Intrigued by the question, I did a bit of poking around, trying to get a better understanding of the nature of CALIBRA, its standing in academic circles and the existence of similar software of projects, in the Open Source and Linux world.
Please be kind (and, please, edit directly, or suggest editing) for the likely instances where my assertions are incomplete, inexact and even flat-out incorrect. While working in related fields, I'm by no mean an Operational Research (OR) authority!

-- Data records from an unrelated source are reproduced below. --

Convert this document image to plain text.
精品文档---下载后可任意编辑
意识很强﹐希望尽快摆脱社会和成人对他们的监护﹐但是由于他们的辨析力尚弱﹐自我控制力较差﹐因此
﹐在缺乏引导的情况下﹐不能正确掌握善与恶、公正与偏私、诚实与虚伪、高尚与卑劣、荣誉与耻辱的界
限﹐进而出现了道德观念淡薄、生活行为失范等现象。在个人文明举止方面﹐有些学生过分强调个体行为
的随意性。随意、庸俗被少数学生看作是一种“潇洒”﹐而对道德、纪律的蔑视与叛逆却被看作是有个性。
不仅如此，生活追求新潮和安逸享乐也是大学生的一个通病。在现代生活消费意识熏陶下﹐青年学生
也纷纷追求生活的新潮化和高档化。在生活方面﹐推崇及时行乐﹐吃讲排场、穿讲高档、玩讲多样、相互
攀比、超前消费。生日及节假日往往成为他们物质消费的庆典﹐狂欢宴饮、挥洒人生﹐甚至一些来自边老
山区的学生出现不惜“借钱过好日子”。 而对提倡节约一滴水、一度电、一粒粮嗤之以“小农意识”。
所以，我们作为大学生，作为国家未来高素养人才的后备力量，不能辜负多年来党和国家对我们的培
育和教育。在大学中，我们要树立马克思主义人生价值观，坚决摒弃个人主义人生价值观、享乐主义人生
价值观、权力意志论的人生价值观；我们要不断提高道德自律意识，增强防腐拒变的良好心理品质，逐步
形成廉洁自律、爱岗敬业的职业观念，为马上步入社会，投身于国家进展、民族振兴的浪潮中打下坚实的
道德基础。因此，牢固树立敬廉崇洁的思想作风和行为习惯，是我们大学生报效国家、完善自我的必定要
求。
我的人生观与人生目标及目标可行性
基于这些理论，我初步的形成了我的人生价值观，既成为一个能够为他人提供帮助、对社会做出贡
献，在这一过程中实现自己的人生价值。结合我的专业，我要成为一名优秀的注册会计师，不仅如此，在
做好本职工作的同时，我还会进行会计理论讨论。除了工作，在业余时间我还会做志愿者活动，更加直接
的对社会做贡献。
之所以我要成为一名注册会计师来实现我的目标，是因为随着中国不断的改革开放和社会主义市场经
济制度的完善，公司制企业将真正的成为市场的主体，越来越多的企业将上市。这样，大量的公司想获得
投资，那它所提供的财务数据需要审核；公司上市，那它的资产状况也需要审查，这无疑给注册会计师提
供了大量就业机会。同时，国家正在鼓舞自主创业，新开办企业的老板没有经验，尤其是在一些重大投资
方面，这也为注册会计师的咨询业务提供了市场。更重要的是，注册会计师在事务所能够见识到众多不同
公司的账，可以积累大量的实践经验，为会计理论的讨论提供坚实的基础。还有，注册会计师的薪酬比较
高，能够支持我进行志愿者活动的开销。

[Algorithm] Parameter tuning problem is a relatively well defined problem, typically framed as one of a solution search problem whereby, the combination of all possible parameter values constitute a solution space and the parameter tuning logic's aim is to "navigate" [portions of] this space in search of an optimal (or locally optimal) set of parameters.
The optimality of a given solution is measured in various ways and such metrics help direct the search. In the case of the Parameter Tuning problem, the validity of a given solution is measured, directly or through a function, from the output of the algorithm [i.e. the algorithm being tuned not the algorithm of the tuning logic!].
Framed as a search problem, the discipline of Algorithm Parameter Tuning doesn't differ significantly from other other Solution Search problems where the solution space is defined by something else than the parameters to a given algorithm. But because it works on algorithms which are in themselves solutions of sorts, this discipline is sometimes referred as Metaheuristics or Metasearch. (A metaheuristics approach can be applied to various algorihms)
Certainly there are many specific features of the parameter tuning problem as compared to the other optimization applications but with regard to the solution searching per-se, the approaches and problems are generally the same.
Indeed, while well defined, the search problem is generally still broadly unsolved, and is the object of active research in very many different directions, for many different domains. Various approaches offer mixed success depending on the specific conditions and requirements of the domain, and this vibrant and diverse mix of academic research and practical applications is a common trait to Metaheuristics and to Optimization at large.
So... back to CALIBRA...
From its own authors' admission, Calibra has several limitations
Limit of 5 parameters, maximum
Requirement of a range of values for [some of ?] the parameters
Works better when the parameters are relatively independent (but... wait, when that is the case, isn't the whole search problem much easier ;-) )
CALIBRA is based on a combination of approaches, which are repeated in a sequence. A mix of guided search and local optimization.
The paper where CALIBRA was presented is dated 2006. Since then, there's been relatively few references to this paper and to CALIBRA at large. Its two authors have since published several other papers in various disciplines related to Operational Research (OR).
This may be indicative that CALIBRA hasn't been perceived as a breakthrough.
State of the art in that area ("parameter tuning", "algorithm configuration") is the SPOT package in R. You can connect external fitness functions using a language of your choice. It is really powerful.
I am working on adapters for e.g. C++ and Java that simplify the experimental setup, which requires some getting used to in SPOT. The project goes under name InPUT, and a first version of the tuning part will be up soon.